The report urges the business community to resist complacency in the face of climate change. For some regions, looking the other way is no longer an option and the same will soon be true of the Midwest. In fact, the southeastern U.S. is already feeling the heat, says Kate Gordon, executive director at the Risky Business Project and lead author on Heat in the Heartland. “Those states are at the leading edge of heat-related impacts due to climate change, and we are seeing yield declines in commodity crops like cotton and soy,” she told Civil Eats.
These threats aren’t looming in the far off future, warns Gordon. Over next five to 25 years, Missouri is looking at a 25 percent crop decline; that number could jump from between 37 percent to 90 percent by the end of the century.
“We’d like to see the agricultural community and business leaders going beyond thinking about crop-level adaptations into thinking about where they are making the big investments,” Gordon says. “Where are they putting grain elevators? Where are they putting chicken farm facilities? How are they housing livestock? How do different animals respond to heat and humidity? We’d love to see them incorporating the Risky Business Project data into decisions about big infrastructure investments.”
Ultimately, Gordon wants to see climate risk assessment integrated into daily investment decisions made by farmers, agriculture companies, and other public and private sector stakeholders.
“It should be part of the DNA of business and government when they are making investments in infrastructure, supply chains, and facilities, as well as where to spend vital government dollars,” Gordon adds.
The report stops short of suggesting policy pathways for public and private sector interests, though it does urge damage control for economic choices made decades ago. And while the report acknowledges that Midwest farmers can mitigate the impact of climate change through seed modification, double-cropping, and crop switching, it stops short of recommending organic or agroecological solutions, despite their proven environmental benefits.

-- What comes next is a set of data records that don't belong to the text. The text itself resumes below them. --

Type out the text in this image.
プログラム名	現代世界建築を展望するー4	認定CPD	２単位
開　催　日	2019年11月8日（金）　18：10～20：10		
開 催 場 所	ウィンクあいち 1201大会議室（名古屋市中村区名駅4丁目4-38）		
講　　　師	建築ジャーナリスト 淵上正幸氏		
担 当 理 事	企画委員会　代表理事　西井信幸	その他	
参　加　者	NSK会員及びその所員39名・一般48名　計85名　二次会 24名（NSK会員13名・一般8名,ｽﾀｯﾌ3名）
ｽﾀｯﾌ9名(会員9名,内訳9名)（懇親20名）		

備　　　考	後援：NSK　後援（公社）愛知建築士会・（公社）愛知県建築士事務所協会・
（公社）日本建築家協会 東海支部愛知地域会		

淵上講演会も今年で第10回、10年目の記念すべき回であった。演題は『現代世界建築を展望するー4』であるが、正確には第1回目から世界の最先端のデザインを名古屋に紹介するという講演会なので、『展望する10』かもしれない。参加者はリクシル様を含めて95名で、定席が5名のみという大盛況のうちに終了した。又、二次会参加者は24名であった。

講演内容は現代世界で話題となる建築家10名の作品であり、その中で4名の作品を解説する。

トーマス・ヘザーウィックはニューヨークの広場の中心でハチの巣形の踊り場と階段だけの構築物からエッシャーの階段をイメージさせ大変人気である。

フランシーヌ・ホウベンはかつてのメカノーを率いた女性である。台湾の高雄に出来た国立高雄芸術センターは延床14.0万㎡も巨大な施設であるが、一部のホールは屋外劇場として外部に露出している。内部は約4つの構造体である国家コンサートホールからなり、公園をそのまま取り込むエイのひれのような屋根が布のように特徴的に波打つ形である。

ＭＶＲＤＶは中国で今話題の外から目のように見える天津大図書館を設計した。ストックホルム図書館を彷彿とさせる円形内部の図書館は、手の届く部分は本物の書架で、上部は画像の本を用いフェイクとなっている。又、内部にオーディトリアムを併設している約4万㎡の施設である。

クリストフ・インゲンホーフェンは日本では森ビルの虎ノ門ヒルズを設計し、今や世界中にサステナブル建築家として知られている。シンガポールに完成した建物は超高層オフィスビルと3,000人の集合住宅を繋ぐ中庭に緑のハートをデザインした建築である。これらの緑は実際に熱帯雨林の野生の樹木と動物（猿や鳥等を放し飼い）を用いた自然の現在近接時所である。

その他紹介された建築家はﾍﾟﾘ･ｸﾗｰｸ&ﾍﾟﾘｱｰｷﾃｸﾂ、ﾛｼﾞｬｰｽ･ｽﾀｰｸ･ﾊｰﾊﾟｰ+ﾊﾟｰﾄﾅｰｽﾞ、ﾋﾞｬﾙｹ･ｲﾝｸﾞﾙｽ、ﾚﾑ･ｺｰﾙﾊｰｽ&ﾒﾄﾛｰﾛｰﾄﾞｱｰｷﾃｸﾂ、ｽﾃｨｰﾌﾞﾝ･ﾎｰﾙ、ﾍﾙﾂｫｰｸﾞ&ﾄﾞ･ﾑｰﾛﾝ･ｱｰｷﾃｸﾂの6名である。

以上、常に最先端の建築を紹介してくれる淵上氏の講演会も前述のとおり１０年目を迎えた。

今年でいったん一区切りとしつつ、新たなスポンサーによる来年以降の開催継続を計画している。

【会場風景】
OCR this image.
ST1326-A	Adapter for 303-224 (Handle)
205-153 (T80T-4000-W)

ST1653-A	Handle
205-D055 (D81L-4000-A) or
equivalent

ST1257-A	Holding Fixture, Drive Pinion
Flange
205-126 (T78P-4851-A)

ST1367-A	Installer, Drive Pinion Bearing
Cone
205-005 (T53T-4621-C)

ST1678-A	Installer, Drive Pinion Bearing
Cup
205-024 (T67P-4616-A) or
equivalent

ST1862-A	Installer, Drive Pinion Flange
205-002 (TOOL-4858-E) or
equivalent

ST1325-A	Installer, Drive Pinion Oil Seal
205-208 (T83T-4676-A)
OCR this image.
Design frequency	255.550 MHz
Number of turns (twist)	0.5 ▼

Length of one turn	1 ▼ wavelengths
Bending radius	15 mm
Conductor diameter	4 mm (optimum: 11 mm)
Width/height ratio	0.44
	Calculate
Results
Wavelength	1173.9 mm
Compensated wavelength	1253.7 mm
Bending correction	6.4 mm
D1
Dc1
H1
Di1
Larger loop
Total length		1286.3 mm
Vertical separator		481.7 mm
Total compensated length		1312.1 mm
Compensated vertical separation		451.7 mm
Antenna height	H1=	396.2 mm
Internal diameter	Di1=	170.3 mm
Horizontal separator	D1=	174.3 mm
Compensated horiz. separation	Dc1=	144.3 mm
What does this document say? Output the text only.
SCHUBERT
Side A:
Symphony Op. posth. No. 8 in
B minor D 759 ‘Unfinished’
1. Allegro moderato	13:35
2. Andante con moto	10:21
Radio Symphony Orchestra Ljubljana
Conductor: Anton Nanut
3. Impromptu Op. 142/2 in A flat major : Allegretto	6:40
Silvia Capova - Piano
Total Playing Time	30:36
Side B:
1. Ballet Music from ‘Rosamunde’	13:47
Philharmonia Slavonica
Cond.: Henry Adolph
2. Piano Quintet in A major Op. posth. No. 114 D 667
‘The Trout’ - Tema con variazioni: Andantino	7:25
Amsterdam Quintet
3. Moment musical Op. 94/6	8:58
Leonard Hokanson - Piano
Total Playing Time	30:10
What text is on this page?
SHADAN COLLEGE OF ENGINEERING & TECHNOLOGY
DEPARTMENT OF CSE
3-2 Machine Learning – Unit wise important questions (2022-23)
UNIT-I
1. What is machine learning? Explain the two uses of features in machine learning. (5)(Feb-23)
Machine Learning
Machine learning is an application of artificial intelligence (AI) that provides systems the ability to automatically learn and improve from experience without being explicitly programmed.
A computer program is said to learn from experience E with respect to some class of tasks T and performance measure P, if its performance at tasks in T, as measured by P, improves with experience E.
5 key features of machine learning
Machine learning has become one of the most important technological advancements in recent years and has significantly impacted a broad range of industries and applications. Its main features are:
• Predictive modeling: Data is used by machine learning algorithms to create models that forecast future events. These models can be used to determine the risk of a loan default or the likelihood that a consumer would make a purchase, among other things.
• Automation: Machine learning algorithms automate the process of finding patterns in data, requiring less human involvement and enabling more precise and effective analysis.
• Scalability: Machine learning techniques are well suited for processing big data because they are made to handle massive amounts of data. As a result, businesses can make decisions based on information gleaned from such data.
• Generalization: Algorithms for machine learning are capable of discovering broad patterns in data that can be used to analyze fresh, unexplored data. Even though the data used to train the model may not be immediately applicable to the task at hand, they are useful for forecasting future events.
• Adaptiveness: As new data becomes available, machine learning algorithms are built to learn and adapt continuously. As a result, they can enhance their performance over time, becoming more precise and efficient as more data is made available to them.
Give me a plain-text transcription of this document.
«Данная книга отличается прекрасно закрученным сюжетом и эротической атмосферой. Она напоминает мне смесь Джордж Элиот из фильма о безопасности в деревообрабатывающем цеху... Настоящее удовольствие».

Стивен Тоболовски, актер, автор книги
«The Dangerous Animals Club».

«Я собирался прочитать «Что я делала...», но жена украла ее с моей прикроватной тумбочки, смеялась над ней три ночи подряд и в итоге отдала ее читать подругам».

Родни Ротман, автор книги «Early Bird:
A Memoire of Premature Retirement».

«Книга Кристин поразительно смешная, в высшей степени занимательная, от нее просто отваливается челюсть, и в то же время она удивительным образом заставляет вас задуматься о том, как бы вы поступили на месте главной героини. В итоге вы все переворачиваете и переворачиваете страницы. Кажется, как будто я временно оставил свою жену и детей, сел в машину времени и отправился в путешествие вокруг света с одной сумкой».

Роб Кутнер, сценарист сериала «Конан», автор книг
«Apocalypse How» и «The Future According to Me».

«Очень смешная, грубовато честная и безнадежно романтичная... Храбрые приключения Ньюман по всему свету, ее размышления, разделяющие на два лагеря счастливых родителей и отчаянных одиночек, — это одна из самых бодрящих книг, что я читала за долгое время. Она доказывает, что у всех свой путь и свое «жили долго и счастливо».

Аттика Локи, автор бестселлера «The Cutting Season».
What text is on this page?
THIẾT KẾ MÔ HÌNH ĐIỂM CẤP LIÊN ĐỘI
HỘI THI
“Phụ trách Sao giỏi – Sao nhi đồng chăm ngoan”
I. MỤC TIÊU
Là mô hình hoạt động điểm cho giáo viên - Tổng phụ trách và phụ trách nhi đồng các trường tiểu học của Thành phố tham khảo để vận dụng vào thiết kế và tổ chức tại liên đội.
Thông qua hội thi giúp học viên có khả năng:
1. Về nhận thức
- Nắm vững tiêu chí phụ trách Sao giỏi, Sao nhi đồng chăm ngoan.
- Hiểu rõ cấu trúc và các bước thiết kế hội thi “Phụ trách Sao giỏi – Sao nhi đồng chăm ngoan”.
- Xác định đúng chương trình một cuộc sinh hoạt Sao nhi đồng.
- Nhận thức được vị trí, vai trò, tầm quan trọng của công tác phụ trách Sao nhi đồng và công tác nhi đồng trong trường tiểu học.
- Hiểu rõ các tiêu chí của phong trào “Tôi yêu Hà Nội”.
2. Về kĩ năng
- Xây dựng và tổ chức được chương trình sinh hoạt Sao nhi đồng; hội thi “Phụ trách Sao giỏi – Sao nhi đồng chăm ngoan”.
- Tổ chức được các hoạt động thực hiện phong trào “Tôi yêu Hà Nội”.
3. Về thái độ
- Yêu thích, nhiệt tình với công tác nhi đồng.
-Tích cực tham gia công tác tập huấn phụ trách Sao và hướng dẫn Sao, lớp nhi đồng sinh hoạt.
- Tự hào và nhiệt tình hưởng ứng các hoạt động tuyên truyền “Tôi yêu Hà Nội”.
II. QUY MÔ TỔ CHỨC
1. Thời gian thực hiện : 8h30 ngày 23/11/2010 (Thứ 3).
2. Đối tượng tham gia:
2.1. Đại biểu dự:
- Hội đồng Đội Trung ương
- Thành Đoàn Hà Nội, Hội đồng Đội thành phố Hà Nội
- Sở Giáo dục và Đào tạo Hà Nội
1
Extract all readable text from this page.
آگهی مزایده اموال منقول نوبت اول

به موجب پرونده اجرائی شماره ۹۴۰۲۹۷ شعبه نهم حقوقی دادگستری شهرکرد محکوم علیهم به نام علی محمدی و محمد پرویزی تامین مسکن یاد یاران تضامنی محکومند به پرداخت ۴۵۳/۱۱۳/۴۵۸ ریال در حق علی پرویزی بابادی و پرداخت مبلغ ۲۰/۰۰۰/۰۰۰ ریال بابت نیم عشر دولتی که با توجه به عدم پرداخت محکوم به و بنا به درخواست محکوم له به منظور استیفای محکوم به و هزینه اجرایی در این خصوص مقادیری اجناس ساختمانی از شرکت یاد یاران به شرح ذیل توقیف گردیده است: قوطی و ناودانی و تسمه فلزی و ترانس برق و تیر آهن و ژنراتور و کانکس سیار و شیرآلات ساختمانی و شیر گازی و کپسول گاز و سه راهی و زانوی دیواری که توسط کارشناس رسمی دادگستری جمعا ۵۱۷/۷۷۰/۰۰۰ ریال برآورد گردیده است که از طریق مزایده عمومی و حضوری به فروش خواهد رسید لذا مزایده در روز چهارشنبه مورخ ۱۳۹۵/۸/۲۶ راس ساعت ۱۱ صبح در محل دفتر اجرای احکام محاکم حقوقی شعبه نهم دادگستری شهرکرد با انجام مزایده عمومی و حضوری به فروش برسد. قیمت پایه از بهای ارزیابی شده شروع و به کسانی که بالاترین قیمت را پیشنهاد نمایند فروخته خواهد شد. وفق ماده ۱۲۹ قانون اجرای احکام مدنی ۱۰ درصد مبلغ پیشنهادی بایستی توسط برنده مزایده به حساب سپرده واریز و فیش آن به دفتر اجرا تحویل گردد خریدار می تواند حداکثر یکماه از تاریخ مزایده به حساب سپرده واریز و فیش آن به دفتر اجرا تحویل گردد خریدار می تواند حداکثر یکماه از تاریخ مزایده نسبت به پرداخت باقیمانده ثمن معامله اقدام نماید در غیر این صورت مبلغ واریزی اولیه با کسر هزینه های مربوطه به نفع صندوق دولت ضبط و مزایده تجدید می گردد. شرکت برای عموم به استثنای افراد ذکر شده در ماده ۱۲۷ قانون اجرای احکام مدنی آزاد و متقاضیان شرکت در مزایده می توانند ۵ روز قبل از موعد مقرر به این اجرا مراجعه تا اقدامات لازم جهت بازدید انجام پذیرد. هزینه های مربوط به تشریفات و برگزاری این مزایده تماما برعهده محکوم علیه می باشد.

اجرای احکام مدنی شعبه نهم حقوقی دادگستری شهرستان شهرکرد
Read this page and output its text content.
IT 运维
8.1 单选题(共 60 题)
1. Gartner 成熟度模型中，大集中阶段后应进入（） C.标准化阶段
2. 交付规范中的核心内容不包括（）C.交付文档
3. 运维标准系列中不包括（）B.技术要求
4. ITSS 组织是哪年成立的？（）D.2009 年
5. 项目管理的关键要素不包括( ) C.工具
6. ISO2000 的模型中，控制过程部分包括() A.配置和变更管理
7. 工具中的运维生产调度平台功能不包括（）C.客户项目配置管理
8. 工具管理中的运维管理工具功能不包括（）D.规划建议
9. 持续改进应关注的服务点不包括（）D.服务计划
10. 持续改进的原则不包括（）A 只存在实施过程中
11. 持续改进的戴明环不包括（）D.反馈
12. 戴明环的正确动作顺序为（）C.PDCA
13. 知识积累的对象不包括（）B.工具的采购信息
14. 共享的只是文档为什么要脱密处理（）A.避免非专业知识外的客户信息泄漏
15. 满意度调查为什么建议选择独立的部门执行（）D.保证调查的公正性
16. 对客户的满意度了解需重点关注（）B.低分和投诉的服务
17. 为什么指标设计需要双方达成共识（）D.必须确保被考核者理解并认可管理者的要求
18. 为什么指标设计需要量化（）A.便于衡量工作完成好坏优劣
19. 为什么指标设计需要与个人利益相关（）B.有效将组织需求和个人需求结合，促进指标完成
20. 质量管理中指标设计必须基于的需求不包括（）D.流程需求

“We didn’t go into those issues in the report since we focused only on past or traditional adaptation and did not model potential future adaptation or mitigation,” says Gordon.
At a talk to the Economic Club of Minnesota, where Heat in the Heartland debuted in January, Greg Page, executive chairman of Cargill and a vocal member of the “Risk” committee, told the audience that adaptation and resilience would be the key to weathering climate change for the Midwest agricultural industry. Farmers must be resilient and adaptive by nature, so it shouldn’t be much of a stretch to take the next logical steps to shore up against climate change, goes the argument.
The report’s conclusion buttresses Cargill’s assertion: “Armed with the right information, Midwest farmers can, and will, mitigate some of these impacts through double-cropping, seed modification, crop-switching, and other adaptive practices.” Other possibilities are energy audits for farms and agribusinesses, and nutrient management to optimize fertilizer use and reduce emissions.
Not everyone agrees. Jon Doggett, executive vice president of the National Corn Growers Association, told the New York Times that he was skeptical about how much the report will influence farmers, who have pressing immediate financial concerns and don’t have the luxury of thinking 15 years into the future.
But Kate Gordon says that the agricultural community in the Midwest has already begun doing this type of analysis on their own, especially as it relates to energy efficiency. Moreover, as leaders in the industry, they understand the very real economic risks of a changing climate, she says.
Ultimately, Gordon would like to see climate projection data integrated into all regional public and private sector decisions on where to invest in infrastructure, supply chains, and agricultural facilities. “[Risk assessment on climate] should be part of the DNA of business and government,” she adds.